Red Bull's Sebastian Vettel takes pole position in Canada

By Andrew BensonChief F1 writer

Red Bull's Sebastian Vettel took a stunning pole at the Canadian Grand Prix from McLaren's Lewis Hamilton and Ferrari's Fernando Alonso.

The world champion was 0.303 seconds quicker than Hamilton - the biggest margin between the two quickest cars there has been all weekend.

Hamilton and Alonso both seemed to be on target to challenge Vettel's time on their final runs but fell short.

Force India's Paul di Resta was eighth and McLaren's Jenson Button 10th.

Button had struggled all day after missing much of Friday practice with reliability problems and was never in with a shout at the front.

That battle was left to the three men who most regard as the finest drivers in the world.

Vettel was the form man throughout qualifying. He headed the first two sessions and was the only man to dip below the one minute 14 seconds barrier.

Vettel managed that on both his runs in final qualifying, setting a pole time of one minute 13.784 on his final run.

As Hamilton joined Vettel at the weigh-in afterwards, he appeared to say: "Wow, that's a good time."

Vettel said: "We have learned a few lessons in the last two races where we were quick but didn't get it out of the car in qualifying.

"We trusted the car we had and were able to go with the circuit and try to read the conditions, I was very happy in qualifying.

"I was able to always go a little bit quicker. It looked very tight but in the end it seemed we could make a bit more of a difference."

Nevertheless, both he and Alonso looked as if they might challenge Vettel on their own last laps, but they faded in the final sectors.

Hamilton, who had been very happy with his car on Friday, said it had not been as good in the run-up to qualifying.

"I got absolutely everything, very happy with the lap - squeezed every ounce of it.
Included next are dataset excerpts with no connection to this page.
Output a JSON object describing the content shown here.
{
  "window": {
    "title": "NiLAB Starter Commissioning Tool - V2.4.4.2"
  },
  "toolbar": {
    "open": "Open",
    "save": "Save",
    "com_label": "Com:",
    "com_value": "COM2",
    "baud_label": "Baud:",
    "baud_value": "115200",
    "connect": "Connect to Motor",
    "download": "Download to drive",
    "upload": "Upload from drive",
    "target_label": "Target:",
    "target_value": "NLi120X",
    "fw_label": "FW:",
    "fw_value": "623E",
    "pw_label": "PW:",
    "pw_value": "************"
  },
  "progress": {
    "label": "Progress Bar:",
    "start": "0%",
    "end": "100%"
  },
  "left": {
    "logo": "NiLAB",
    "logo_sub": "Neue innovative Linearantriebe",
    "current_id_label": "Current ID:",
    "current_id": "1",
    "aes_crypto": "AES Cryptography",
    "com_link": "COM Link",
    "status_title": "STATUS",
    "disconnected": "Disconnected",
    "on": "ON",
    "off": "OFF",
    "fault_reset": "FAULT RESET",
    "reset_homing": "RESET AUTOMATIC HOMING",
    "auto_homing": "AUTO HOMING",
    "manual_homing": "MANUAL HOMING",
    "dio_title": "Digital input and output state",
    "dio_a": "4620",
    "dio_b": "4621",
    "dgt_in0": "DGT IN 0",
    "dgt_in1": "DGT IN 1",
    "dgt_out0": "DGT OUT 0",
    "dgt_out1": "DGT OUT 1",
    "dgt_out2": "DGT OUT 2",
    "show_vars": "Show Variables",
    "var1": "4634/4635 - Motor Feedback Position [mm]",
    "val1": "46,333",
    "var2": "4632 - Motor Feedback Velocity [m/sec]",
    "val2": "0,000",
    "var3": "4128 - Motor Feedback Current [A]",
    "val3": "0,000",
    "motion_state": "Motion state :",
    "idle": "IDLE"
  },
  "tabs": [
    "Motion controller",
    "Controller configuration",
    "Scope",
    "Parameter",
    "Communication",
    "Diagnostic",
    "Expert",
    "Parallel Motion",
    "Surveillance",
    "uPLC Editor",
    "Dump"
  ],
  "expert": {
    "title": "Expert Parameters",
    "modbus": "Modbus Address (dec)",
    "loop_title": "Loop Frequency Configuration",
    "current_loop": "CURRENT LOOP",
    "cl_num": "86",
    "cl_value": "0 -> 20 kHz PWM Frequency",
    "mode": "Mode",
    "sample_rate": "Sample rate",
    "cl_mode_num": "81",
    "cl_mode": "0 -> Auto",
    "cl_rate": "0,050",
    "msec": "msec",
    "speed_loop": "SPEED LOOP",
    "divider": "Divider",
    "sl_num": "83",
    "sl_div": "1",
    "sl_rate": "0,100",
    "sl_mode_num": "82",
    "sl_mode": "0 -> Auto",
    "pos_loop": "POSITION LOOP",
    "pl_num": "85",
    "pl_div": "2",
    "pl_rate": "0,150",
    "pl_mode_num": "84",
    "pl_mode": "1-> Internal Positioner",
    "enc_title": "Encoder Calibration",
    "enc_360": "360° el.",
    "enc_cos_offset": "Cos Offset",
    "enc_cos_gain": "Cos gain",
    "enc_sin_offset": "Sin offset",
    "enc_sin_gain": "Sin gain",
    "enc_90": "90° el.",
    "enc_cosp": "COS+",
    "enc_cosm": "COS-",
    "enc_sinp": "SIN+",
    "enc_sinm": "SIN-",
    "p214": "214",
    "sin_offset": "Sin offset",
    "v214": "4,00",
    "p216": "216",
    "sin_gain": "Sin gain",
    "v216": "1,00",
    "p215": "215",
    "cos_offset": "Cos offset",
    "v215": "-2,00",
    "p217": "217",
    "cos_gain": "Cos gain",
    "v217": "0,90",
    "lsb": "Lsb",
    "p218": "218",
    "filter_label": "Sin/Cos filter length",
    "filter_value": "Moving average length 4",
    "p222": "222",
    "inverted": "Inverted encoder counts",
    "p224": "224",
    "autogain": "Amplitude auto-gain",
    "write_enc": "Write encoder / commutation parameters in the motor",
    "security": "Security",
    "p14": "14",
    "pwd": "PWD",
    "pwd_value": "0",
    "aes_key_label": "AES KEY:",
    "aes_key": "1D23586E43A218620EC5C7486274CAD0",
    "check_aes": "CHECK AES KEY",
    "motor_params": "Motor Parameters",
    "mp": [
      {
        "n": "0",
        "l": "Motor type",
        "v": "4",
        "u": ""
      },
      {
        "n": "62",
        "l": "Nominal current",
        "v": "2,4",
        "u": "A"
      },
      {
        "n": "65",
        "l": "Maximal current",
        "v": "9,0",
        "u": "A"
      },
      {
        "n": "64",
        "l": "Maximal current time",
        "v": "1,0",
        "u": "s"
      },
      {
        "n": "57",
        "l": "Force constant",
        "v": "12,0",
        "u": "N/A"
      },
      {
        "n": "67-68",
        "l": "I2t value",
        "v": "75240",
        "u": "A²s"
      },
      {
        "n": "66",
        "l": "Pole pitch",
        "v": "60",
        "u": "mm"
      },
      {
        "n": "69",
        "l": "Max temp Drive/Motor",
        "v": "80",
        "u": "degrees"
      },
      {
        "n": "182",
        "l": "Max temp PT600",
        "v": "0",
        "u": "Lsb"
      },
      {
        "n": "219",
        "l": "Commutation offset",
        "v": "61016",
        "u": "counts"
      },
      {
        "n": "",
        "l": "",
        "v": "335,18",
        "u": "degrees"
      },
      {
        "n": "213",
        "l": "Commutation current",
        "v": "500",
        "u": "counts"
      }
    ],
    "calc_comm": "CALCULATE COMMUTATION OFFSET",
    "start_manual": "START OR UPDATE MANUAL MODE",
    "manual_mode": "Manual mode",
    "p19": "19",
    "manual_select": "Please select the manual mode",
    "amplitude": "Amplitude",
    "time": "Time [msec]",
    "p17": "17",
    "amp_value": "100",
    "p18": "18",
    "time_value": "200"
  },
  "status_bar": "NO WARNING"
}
"We've generally struggled today, I think it's the temperatures, switching on these tyres. Overall, I don't know where that time came from from Sebastian, he did a great job.

"I thought it would be behind a Ferrari and maybe a Mercedes. I was really grateful we were on the front row."

Alonso's performance equals his best qualifying position of the year and comes after a re-design of the rear bodywork improved the Ferrari's downforce.

"The car felt quite good on Friday when we tested some new parts and we feel much more happy now with the balance and grip," he said.

"It's a first step. The work will never stop for us and the competitors, but at the moment we are extremely happy and thankful to the guys in the factory."

Mark Webber's Red Bull was fourth, while the expected challenge from Mercedes never materialised - Nico Rosberg was fifth and Michael Schumacher only ninth after he failed to get around to the start-finish line in time to start his final lap before the chequered flag fell to end the session.

Schumacher said: "I passed the line with the green lights on, preparing to do the final lap in the last minute to get the tyres in the optimum working window and then the team told me to come in.

"Apparently I crossed the line already with the chequered flag, from where I saw it I was passing with the lights on. You saw where I was in Q1 and Q2, so somewhere there - fourth or fifth - is where I should have been."

Ferrari's Felipe Massa was sixth, ahead of Lotus driver Romain Grosjean, whose team-mate Kimi Raikkonen did not make it into the top 10, his attempts hindered by a hydraulics problem.

Williams's Pastor Maldonado was on course to knock Button out of the top 10 but crashed at the last corner on his final lap.

That meant he ended up 17th - and out-qualified by his team-mate Bruno Senna for the first time since the Bahrain Grand Prix three races ago.

There was an impressive performance from HRT's Pedro de la Rosa.

The veteran Spaniard qualified 21st - ahead of both the Marussia cars, to underline the strong progress the restructured Spanish team has shown in the last few weeks.